Г. Лорей. «Операции германо-турецких морских сил в 1914–1918 гг.».

Г.К. Жуков. «Воспоминания и размышления».

К.К. Рокоссовский. «Солдатский долг».

А. Василевский. «Дело всей жизни».

И. Уборевич. «Подготовка комсостава РККА».

А.И. Егоров. «Разгром Деникина».

И. Якир. «Десять лет тому назад».

В. Триандафилов. «Характер операций современных армий».

Н. Тухачевский. «Вопросы высшего командования».

М.В. Фрунзе. «Собрание сочинений».

 

На другой полке стояли:

«Моторист спасательного катера»

«Пособие для водителей катеров»

«Учебник судоводителя-любителя»

«Справочник по катерам, лодкам и моторам»

«Под парусом в шторм»

«Аварии судов»

«Волны вокруг нас»

 

На третьей полке стояли:

«Устройство и работа двигателей»

«Учебник автолюбителя»

«За рулем по Москве»

«Теория и конструкция автомобиля»

«Ремонт автомобиля ГАЗ 21 (Волга)»

 

На четвертой полке:

«Книга рыболова-любителя»

«Болезни прудовых рыб»

«Леса.

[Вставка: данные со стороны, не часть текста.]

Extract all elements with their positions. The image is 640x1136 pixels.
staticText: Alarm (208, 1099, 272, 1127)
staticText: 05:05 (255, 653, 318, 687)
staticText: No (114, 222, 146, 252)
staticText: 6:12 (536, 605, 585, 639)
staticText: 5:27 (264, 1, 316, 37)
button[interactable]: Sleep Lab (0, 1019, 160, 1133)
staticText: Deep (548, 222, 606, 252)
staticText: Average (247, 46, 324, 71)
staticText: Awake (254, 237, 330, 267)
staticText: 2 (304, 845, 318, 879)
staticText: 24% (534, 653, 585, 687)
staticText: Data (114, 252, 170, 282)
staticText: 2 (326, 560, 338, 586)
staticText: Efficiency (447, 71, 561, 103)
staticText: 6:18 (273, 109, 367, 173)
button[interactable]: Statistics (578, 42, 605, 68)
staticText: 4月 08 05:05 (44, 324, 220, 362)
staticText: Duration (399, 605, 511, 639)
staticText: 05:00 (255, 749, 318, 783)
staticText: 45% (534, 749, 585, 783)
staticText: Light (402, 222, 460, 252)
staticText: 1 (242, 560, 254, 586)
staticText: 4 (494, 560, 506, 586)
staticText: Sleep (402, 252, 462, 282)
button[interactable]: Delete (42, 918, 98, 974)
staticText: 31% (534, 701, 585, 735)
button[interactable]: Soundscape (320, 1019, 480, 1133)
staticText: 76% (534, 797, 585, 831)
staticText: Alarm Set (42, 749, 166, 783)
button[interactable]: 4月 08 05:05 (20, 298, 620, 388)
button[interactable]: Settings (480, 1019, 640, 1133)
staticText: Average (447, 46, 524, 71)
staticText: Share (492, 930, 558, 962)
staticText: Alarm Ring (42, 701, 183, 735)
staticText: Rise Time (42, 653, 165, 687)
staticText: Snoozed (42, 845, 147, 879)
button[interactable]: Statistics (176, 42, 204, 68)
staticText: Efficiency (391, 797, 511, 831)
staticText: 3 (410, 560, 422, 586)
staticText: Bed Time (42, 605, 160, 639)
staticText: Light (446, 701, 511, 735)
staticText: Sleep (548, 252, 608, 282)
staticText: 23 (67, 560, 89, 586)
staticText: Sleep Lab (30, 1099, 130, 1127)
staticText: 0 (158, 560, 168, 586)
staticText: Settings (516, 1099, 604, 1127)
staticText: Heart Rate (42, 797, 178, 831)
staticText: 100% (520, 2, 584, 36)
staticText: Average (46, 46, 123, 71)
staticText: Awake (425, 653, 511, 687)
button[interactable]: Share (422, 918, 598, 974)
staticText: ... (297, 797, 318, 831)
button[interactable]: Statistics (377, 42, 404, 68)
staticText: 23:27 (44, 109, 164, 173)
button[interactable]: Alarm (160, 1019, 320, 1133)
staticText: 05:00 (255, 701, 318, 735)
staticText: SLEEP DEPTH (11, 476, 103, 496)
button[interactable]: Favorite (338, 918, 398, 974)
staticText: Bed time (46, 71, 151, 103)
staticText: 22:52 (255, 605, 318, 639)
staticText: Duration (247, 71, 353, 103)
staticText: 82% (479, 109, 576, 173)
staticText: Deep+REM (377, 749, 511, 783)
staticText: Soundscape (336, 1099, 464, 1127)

Моря»

«Аквариумное рыбоводство»

«Определитель птиц фауны СССР»

«Аквариум в школе»

«Овощи – родник здоровья»

«Краткий справочник садовода»

«Размножение растений»

«Производство продуктов животноводства в личном хозяйстве».

 

Художественной литературы я у Савелия Трифоновича не нашел, были все книги специальные.

Я настолько увлекся чтением корешков, что совершенно не услышал, как щелкнул замок входной двери и в квартиру вошел Савелий Трифонович. О его приходе я узнал лишь потому, что вышедшая к нему навстречу Фелицата Трифоновна прямо в прихожей, громко и возбужденно заговорила:

– Савелий, надо что-то предпринять, я получила известие из части, Леонид под арестом. Он убил человека. Надо хлопотать. Позвони своему другу, военному прокурору. Если сына посадят, я этого не переживу.

Я хотел выйти из комнаты, но так и остался стоять у дверей, прислушиваясь. В коридоре воцарилась тишина. Савелий Трифонович долго молчал, молчала и Фелицата Трифоновна. После затянувшейся паузы послышался шум снимаемого плаща, видимо, Савелий Трифонович раздевался, и вместе с шелестом зазвучали его слова, полные горечи и сожаления:

– Эх, молодежь, молодежь.… Ругаются матом, сил нет терпеть. И на улице, и в транспорте, кругом одна матерщина. Одно «хэ» да «пэ», со всех сторон.

Видимо, опасаясь того, что брат скажет еще что-то нелестное в адрес молодежи, Фелицата Трифоновна залепетала:

– Да, забыла тебя предупредить, у нас гости. Мой ученик, – она выдержала многозначительную паузу и позвала меня, – Дмитрий! Оторвись от аквариумов, выйди к нам. Я хочу тебя представить брату.

Выждав какое-то мгновение, чтобы тотчас не открывать дверь, я вышел в прихожую, готовый к знакомству, как мне казалось, совершенно без тени того, что я подслушал разговор. Но брат с сестрой, конечно, все поняли, да они и не собирались делать тайны из этого страшного известия. Они были хоть и не простыми, но открытыми людьми.

Внимательно рассмотрев меня, Савелий Трифонович светло улыбнулся и, крепко пожимая мне руку, с каким-то юношеским озорством вдруг спросил:

– Как думаешь, сколько мне лет?

– Сейчас скажу точно, – растягивал я ответ, всматриваясь в его лицо, – шестьдесят.

– Правильно! – Захохотал Савелий Трифонович от радости, довольный тем, что я ошибся на полтора десятка лет. – А звание какое?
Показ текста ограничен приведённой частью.